By Yena Park, Jihoon Lee and Cynthia Kim
SEOUL (Reuters) – South Korea’s major exporters of cars and smartphones are bringing home a bigger chunk of their earnings this year to enjoy new tax breaks, and their ‘reshoring’ has become one rare source of support for a depreciating currency.
South Korean companies repatriated a record $33.13 billion of overseas earnings during the January-July period, 6.3 times the amount a year earlier, central bank data on current account balances showed.
The flows, the bulk of which is from globe-trotting exporters such as Samsung Electronics, Hyundai Motor Co and Kia Corp, are a welcome relief for the won which has been crushed by Korea’s falling exports and a broad U.S. dollar rally.
“The coming home of earnings retained abroad has been a big help for the won,” a government official in charge of foreign exchange market said, asking not to be named due to internal policy.
Bank of Korea officials say the volume of overseas earnings brought back home so far is nearly three times the $12 billion companies repatriated in all of 2022.
That rush comes after a tax break President Yoon Suk Yeol introduced this year to encourage reshoring of cash hoarded outside Korea, and allows up to 95% of corporate income generated abroad to be repatriated tax-free. Such repatriation was previously subject to corporate tax of as much as 25%.
The flows are a sizeable buffer for Korea’s balance of payments and the won, which has fallen for two years and is also down 5% this year.
The won has been the second most volatile currency in the first half after the Japanese yen among some 14 major currencies, a BOK analysis released by lawmaker Hong Sung-kook shows.
The $33 billion of repatriated money more than offsets the country’s $26 billion trade deficit in the first half of this year. In August, the country’s foreign exchange reserves dropped to the lowest level in nine months to $418.30 billion as authorities intervened to support the won.
“Capital reshoring has been a relief to the won,” said Min Gyeong-won, a currency analyst at local Woori Bank, adding that the flows had helped offset sluggish exports by becoming a source of dollars.
Samsung Electronics declined to comment for this story, when asked on the use and amount of the returned retained earning.
Hyundai Motor has used the tax break to channel money into investments.
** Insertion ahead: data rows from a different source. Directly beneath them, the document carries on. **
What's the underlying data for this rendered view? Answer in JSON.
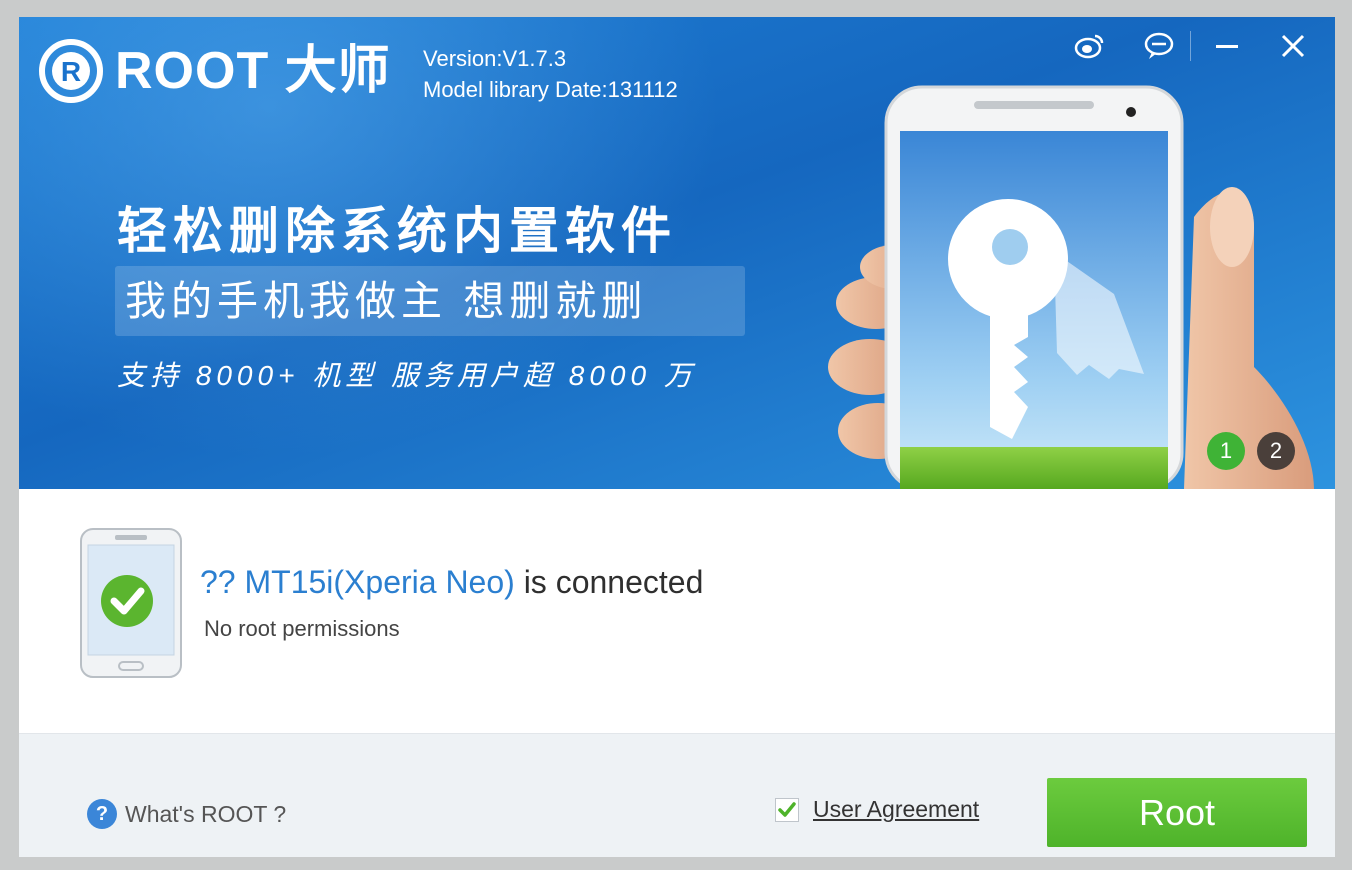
{
  "app": {
    "name": "ROOT 大师",
    "version": "Version:V1.7.3",
    "model_library": "Model library Date:131112"
  },
  "window_controls": {
    "icons": [
      "weibo-icon",
      "chat-icon",
      "minimize-icon",
      "close-icon"
    ]
  },
  "banner": {
    "headline": "轻松删除系统内置软件",
    "slogan": "我的手机我做主  想删就删",
    "support": "支持 8000+ 机型  服务用户超 8000 万",
    "slides": [
      "1",
      "2"
    ],
    "active_slide": "1"
  },
  "device": {
    "prefix": "??",
    "model": "MT15i(Xperia Neo)",
    "suffix": "is connected",
    "status": "No root permissions"
  },
  "footer": {
    "help_link": "What's ROOT ?",
    "agreement_label": "User Agreement",
    "agreement_checked": true,
    "root_button": "Root"
  },
  "colors": {
    "banner_blue": "#1a72cc",
    "accent_green": "#5cbf33",
    "link_blue": "#2b7fd0"
  }
}
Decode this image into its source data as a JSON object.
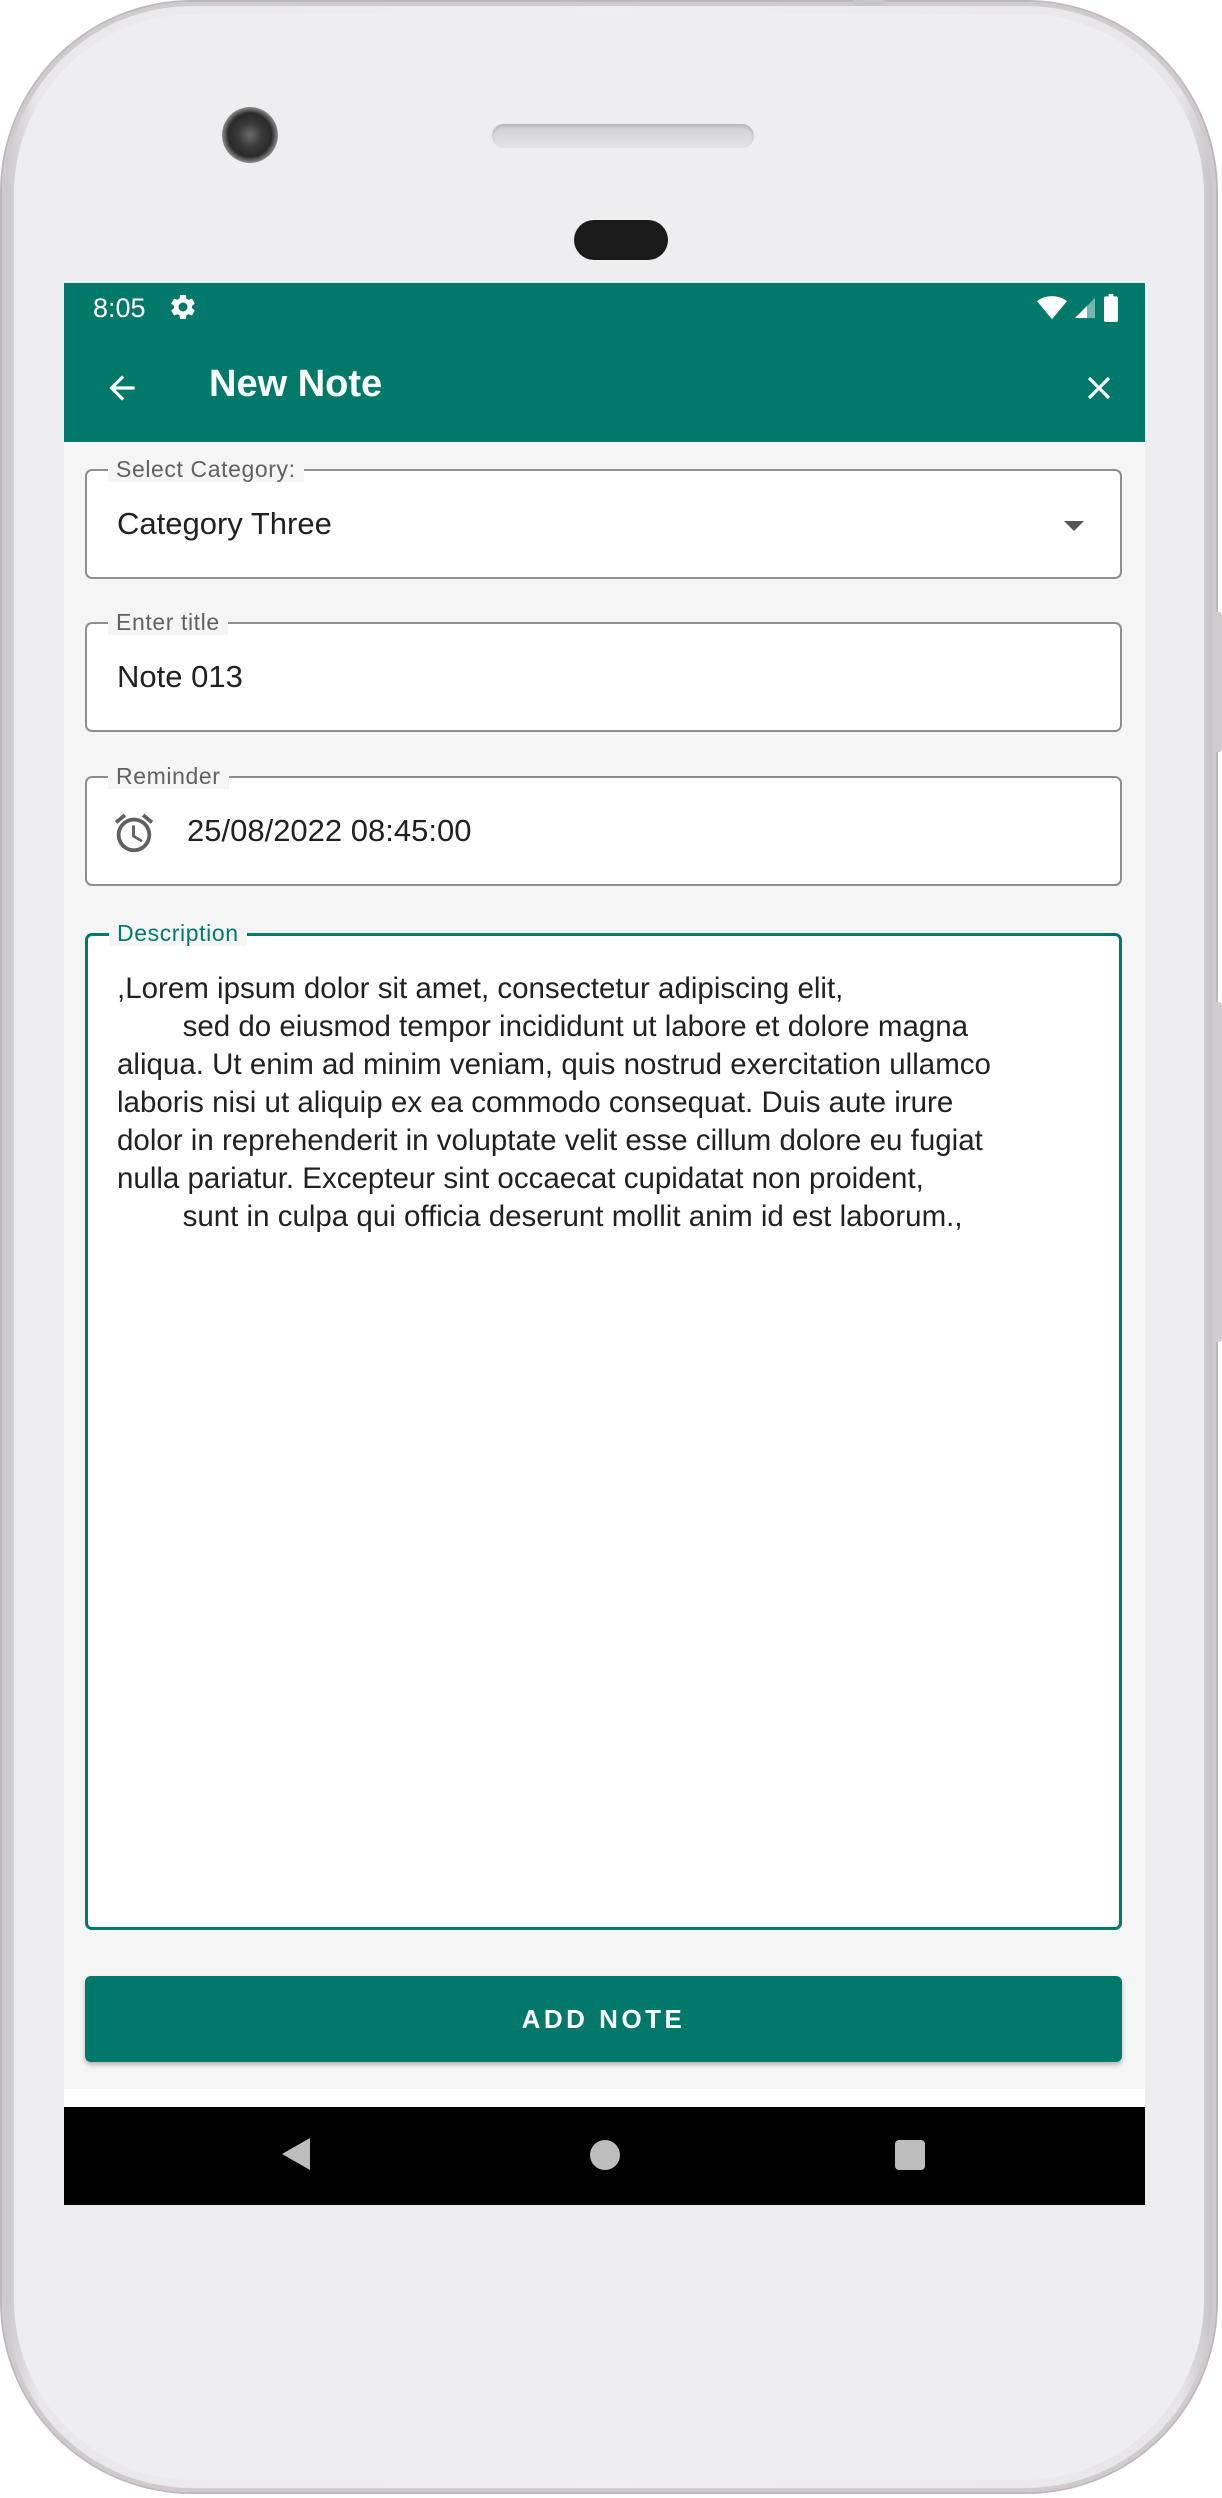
{
  "status_bar": {
    "time": "8:05",
    "icons": [
      "gear-icon",
      "wifi-icon",
      "signal-icon",
      "battery-icon"
    ]
  },
  "app_bar": {
    "title": "New Note",
    "back_icon": "arrow-back-icon",
    "close_icon": "close-icon"
  },
  "form": {
    "category": {
      "label": "Select Category:",
      "value": "Category Three"
    },
    "title": {
      "label": "Enter title",
      "value": "Note 013"
    },
    "reminder": {
      "label": "Reminder",
      "value": "25/08/2022 08:45:00",
      "icon": "alarm-clock-icon"
    },
    "description": {
      "label": "Description",
      "value": ",Lorem ipsum dolor sit amet, consectetur adipiscing elit,\n        sed do eiusmod tempor incididunt ut labore et dolore magna\naliqua. Ut enim ad minim veniam, quis nostrud exercitation ullamco\nlaboris nisi ut aliquip ex ea commodo consequat. Duis aute irure\ndolor in reprehenderit in voluptate velit esse cillum dolore eu fugiat\nnulla pariatur. Excepteur sint occaecat cupidatat non proident,\n        sunt in culpa qui officia deserunt mollit anim id est laborum.,"
    },
    "submit_label": "ADD NOTE"
  },
  "nav_bar": {
    "icons": [
      "nav-back-icon",
      "nav-home-icon",
      "nav-recents-icon"
    ]
  },
  "colors": {
    "primary": "#00796b",
    "text": "#212121",
    "label": "#616161",
    "background": "#f5f5f5"
  }
}
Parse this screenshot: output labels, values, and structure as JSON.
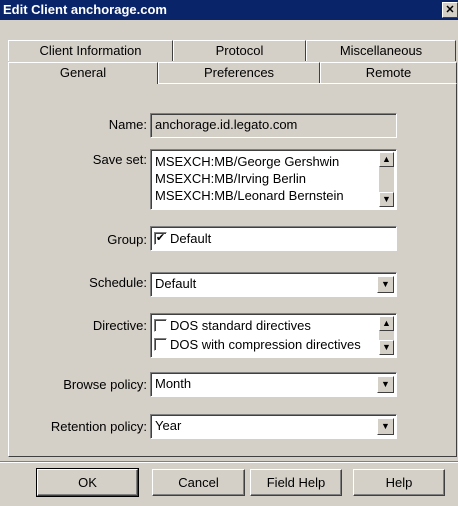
{
  "window": {
    "title": "Edit Client anchorage.com",
    "close_glyph": "✕"
  },
  "tabs": {
    "back": [
      "Client Information",
      "Protocol",
      "Miscellaneous"
    ],
    "front": [
      "General",
      "Preferences",
      "Remote"
    ],
    "active": "General"
  },
  "form": {
    "name_label": "Name:",
    "name_value": "anchorage.id.legato.com",
    "saveset_label": "Save set:",
    "saveset_items": [
      "MSEXCH:MB/George Gershwin",
      "MSEXCH:MB/Irving Berlin",
      "MSEXCH:MB/Leonard Bernstein"
    ],
    "group_label": "Group:",
    "group_item": "Default",
    "group_checked": true,
    "schedule_label": "Schedule:",
    "schedule_value": "Default",
    "directive_label": "Directive:",
    "directive_items": [
      "DOS standard directives",
      "DOS with compression directives"
    ],
    "browse_label": "Browse policy:",
    "browse_value": "Month",
    "retention_label": "Retention policy:",
    "retention_value": "Year"
  },
  "buttons": {
    "ok": "OK",
    "cancel": "Cancel",
    "field_help": "Field Help",
    "help": "Help"
  },
  "icons": {
    "scroll_up": "▲",
    "scroll_down": "▼",
    "dropdown": "▼",
    "check": "✔"
  }
}
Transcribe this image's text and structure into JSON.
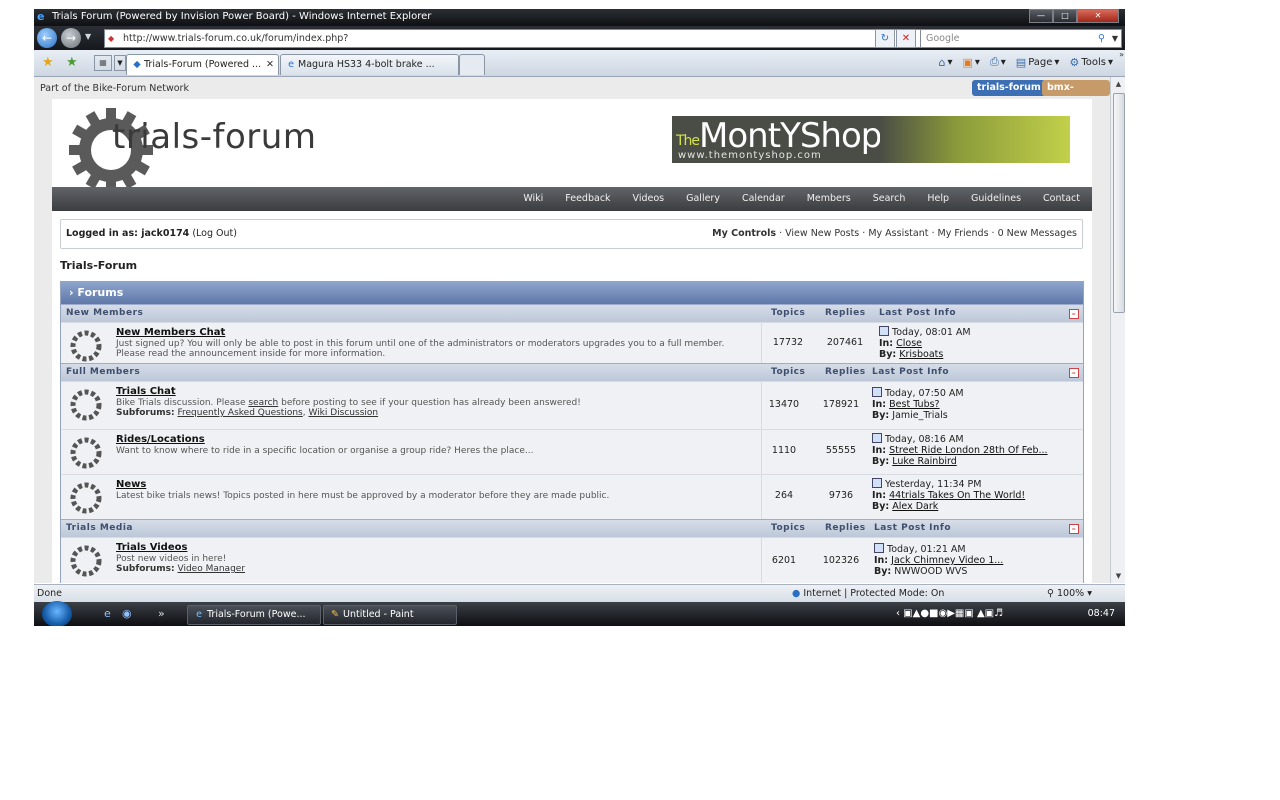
{
  "browser": {
    "window_title": "Trials Forum (Powered by Invision Power Board) - Windows Internet Explorer",
    "address": "http://www.trials-forum.co.uk/forum/index.php?",
    "search_placeholder": "Google",
    "tabs": [
      {
        "label": "Trials-Forum (Powered ...",
        "active": true
      },
      {
        "label": "Magura HS33 4-bolt brake ...",
        "active": false
      }
    ],
    "commands": {
      "page": "Page",
      "tools": "Tools"
    },
    "status_done": "Done",
    "zone": "Internet | Protected Mode: On",
    "zoom": "100%"
  },
  "site": {
    "network_text": "Part of the Bike-Forum Network",
    "network_logos": [
      "trials-forum",
      "bmx-forum"
    ],
    "logo_text": "trials-forum",
    "ad": {
      "prefix": "The",
      "name": "MontYShop",
      "url": "www.themontyshop.com"
    },
    "nav": [
      "Wiki",
      "Feedback",
      "Videos",
      "Gallery",
      "Calendar",
      "Members",
      "Search",
      "Help",
      "Guidelines",
      "Contact"
    ],
    "user": {
      "logged_in_text": "Logged in as: jack0174",
      "logout": "(Log Out)",
      "my_controls": "My Controls",
      "links": [
        "View New Posts",
        "My Assistant",
        "My Friends",
        "0 New Messages"
      ]
    },
    "breadcrumb": "Trials-Forum",
    "forums_header": "Forums",
    "col_topics": "Topics",
    "col_replies": "Replies",
    "col_last": "Last Post Info"
  },
  "categories": [
    {
      "name": "New Members",
      "forums": [
        {
          "name": "New Members Chat",
          "desc": "Just signed up? You will only be able to post in this forum until one of the administrators or moderators upgrades you to a full member. Please read the announcement inside for more information.",
          "subforums": [],
          "topics": "17732",
          "replies": "207461",
          "last_time": "Today, 08:01 AM",
          "last_in": "Close",
          "last_by": "Krisboats"
        }
      ]
    },
    {
      "name": "Full Members",
      "forums": [
        {
          "name": "Trials Chat",
          "desc_pre": "Bike Trials discussion. Please ",
          "desc_link": "search",
          "desc_post": " before posting to see if your question has already been answered!",
          "subforums_label": "Subforums:",
          "subforums": [
            "Frequently Asked Questions",
            "Wiki Discussion"
          ],
          "topics": "13470",
          "replies": "178921",
          "last_time": "Today, 07:50 AM",
          "last_in": "Best Tubs?",
          "last_by": "Jamie_Trials"
        },
        {
          "name": "Rides/Locations",
          "desc": "Want to know where to ride in a specific location or organise a group ride? Heres the place...",
          "topics": "1110",
          "replies": "55555",
          "last_time": "Today, 08:16 AM",
          "last_in": "Street Ride London 28th Of Feb...",
          "last_by": "Luke Rainbird"
        },
        {
          "name": "News",
          "desc": "Latest bike trials news! Topics posted in here must be approved by a moderator before they are made public.",
          "topics": "264",
          "replies": "9736",
          "last_time": "Yesterday, 11:34 PM",
          "last_in": "44trials Takes On The World!",
          "last_by": "Alex Dark"
        }
      ]
    },
    {
      "name": "Trials Media",
      "forums": [
        {
          "name": "Trials Videos",
          "desc": "Post new videos in here!",
          "subforums_label": "Subforums:",
          "subforums": [
            "Video Manager"
          ],
          "topics": "6201",
          "replies": "102326",
          "last_time": "Today, 01:21 AM",
          "last_in": "Jack Chimney Video 1...",
          "last_by": "NWWOOD WVS"
        }
      ]
    }
  ],
  "taskbar": {
    "buttons": [
      "Trials-Forum (Powe...",
      "Untitled - Paint"
    ],
    "clock": "08:47"
  }
}
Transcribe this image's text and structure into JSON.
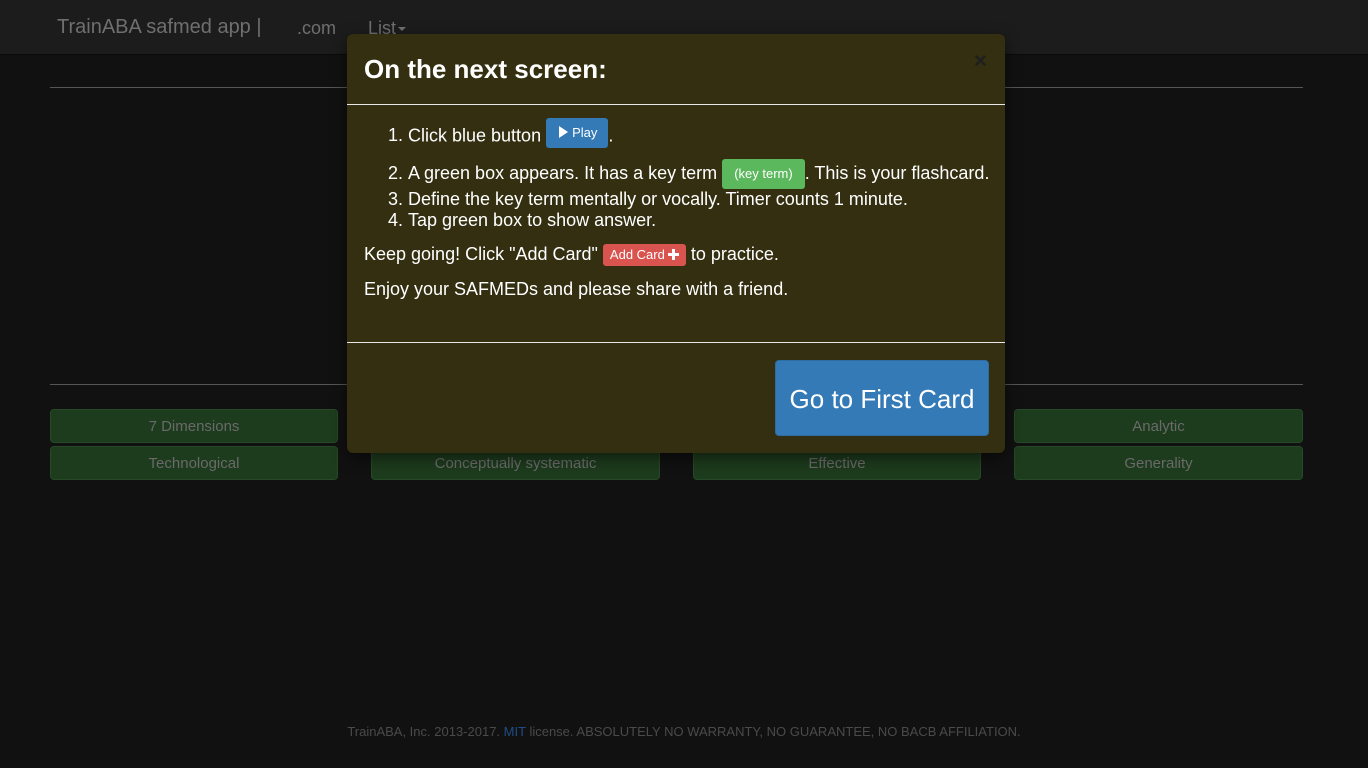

The automaker said on June 12 it plans to invest 7.8 trillion won ($5.82 billion) of retained earnings from overseas operations this year in electric car factories at home.
“Our primary goal is to (channel those repatriated funds) to expand production capacity of electric cars in the country, although not all of it (will be used for it),” a spokesperson at Hyundai Motor Group said.
“As for how much we will bring in next year, corporate savings from dividends for 2024 will be decided early next year.”
The surge in repatriation also comes ahead of trading reforms planned for next year, when South Korea will extend onshore trading hours until 2 a.m. to improve access for foreign investors. The dollar-won pair currently trades only up to 3:30 p.m. (0630 GMT)
“I reckon it (reshoring by exporters) helped cushion the won’s fall by about a fifth in the first half,” said Paik Seok-hyun, a senior economist at Shinhan Bank. “The trend is likely to continue albeit to a lesser extent.”